Many don’t realize there are about 20 different head shapes for screws, because fewer than 10 are popularly known by homeowners. Pan heads offer a high outer edge with a large diameter, and in many cases they have replaced round, truss and binding heads. Round heads used to be the most common screw head, but they’re no longer recommended for new design, as the pan head is more effective. A truss head, also called an oven head, has a low edge with a large diameter. A binding head has a medium to low edge with an undercut beneath the head to get rid of fraying from stranded wire.

Other common screw head shapes include: the flat head, which angles upward so it can be flush with the surface after being fastened; the oval head, which is also known as the oval countersunk and is the same as a flat head but with a rounded top; and a fillister head, which has a small diameter but high edges with a deeper slot for the driving tool.
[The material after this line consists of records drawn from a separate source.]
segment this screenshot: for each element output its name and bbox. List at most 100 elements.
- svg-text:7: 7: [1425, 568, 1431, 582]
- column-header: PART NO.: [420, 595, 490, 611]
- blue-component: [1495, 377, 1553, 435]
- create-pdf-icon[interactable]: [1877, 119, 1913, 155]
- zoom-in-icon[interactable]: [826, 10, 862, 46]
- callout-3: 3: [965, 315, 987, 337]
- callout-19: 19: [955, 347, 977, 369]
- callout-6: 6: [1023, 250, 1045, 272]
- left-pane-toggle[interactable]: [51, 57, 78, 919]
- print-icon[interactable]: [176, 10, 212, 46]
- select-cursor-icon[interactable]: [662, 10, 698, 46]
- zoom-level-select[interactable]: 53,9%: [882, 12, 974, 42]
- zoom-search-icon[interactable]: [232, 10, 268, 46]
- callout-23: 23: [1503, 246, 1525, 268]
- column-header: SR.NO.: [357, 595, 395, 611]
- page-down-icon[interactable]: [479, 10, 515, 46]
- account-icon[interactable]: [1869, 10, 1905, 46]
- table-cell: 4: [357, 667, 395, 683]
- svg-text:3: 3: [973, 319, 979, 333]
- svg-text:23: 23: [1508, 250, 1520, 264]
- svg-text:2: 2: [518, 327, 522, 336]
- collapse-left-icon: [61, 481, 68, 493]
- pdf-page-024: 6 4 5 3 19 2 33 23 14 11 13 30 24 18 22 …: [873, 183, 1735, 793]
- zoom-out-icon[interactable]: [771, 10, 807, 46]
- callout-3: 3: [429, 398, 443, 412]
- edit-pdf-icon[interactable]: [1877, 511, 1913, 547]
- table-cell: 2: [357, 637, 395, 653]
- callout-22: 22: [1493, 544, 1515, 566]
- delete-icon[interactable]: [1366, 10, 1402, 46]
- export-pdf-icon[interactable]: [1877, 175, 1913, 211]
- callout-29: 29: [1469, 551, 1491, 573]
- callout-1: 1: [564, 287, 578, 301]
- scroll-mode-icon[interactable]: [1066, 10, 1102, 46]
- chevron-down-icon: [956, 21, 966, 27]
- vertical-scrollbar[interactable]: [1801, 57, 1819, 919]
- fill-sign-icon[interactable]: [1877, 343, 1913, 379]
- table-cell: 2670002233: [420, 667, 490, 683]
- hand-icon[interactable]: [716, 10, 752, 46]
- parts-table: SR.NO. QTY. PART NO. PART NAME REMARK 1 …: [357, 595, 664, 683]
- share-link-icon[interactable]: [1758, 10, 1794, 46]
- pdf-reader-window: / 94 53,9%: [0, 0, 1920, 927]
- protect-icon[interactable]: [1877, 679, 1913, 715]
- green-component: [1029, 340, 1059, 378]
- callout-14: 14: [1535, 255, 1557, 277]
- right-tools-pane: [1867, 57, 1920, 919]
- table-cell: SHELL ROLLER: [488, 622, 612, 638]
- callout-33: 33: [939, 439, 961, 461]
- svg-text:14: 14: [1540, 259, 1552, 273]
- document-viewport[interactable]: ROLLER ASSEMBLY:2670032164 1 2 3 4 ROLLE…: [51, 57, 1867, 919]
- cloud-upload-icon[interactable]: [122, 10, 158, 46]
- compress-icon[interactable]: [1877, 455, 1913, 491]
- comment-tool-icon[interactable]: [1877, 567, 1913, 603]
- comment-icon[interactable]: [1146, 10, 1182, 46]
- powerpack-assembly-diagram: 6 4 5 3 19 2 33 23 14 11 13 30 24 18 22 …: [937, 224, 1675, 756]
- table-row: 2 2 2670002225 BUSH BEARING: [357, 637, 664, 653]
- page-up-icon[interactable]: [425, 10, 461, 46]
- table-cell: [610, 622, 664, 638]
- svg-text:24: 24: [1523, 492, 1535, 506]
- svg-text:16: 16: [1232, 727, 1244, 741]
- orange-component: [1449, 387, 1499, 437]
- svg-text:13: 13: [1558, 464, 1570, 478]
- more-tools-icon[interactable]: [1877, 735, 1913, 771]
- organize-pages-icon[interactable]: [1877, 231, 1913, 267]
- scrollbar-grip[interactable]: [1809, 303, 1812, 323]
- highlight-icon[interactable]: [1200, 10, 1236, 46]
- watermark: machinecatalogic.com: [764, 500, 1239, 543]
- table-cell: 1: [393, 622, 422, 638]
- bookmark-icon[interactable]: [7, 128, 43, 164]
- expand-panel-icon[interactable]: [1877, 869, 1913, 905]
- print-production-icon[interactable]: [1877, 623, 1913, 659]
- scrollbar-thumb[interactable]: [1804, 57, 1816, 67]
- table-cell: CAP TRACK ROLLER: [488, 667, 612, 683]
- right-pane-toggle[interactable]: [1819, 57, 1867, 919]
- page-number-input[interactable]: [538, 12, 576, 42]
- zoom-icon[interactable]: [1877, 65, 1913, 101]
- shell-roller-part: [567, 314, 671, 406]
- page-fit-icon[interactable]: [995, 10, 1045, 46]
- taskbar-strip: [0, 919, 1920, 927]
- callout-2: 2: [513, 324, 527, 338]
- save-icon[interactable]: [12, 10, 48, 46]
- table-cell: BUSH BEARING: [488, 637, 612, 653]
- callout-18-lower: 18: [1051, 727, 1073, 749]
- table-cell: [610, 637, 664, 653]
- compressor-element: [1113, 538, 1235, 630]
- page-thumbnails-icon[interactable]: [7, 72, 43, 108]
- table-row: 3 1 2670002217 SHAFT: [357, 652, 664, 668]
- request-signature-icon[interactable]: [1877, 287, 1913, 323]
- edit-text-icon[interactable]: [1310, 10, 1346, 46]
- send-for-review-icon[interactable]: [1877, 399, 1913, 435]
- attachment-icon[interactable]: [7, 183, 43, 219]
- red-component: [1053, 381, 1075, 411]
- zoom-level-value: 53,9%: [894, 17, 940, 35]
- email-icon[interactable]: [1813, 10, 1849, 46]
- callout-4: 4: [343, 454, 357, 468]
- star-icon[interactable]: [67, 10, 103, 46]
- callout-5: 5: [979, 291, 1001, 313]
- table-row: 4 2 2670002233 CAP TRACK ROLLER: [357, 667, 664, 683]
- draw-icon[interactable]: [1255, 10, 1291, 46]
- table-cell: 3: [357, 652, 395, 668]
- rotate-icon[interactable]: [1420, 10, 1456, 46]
Additional shapes are: holt, one-way, Philips finishing washer, washer, undercut flat and oval, square shoulder, hexagon, indented hexagon, indented hexagon washer, acorn head, type U and type T.

Driving Tool

There are various tool-shaped indentations that can appear on screw heads, each requiring a specific tool. Slotted screw heads are still the most common and use a flat-head screwdriver. One-way heads are technically a variation on slotted heads. They can be tightened with a flat head but need a special tool to remove them.

Phillips heads have a cross-shaped tool indent. Hex socket screws require an Allen wrench, while hex screws are entirely hexagonal without an indent for a tool, meaning it needs a wrench or socket wrench. Square indentations are also known as Robertson screw heads and require a special driving tool. A torx head has a six-pointed star tool shape, which requires a torx screwdriver.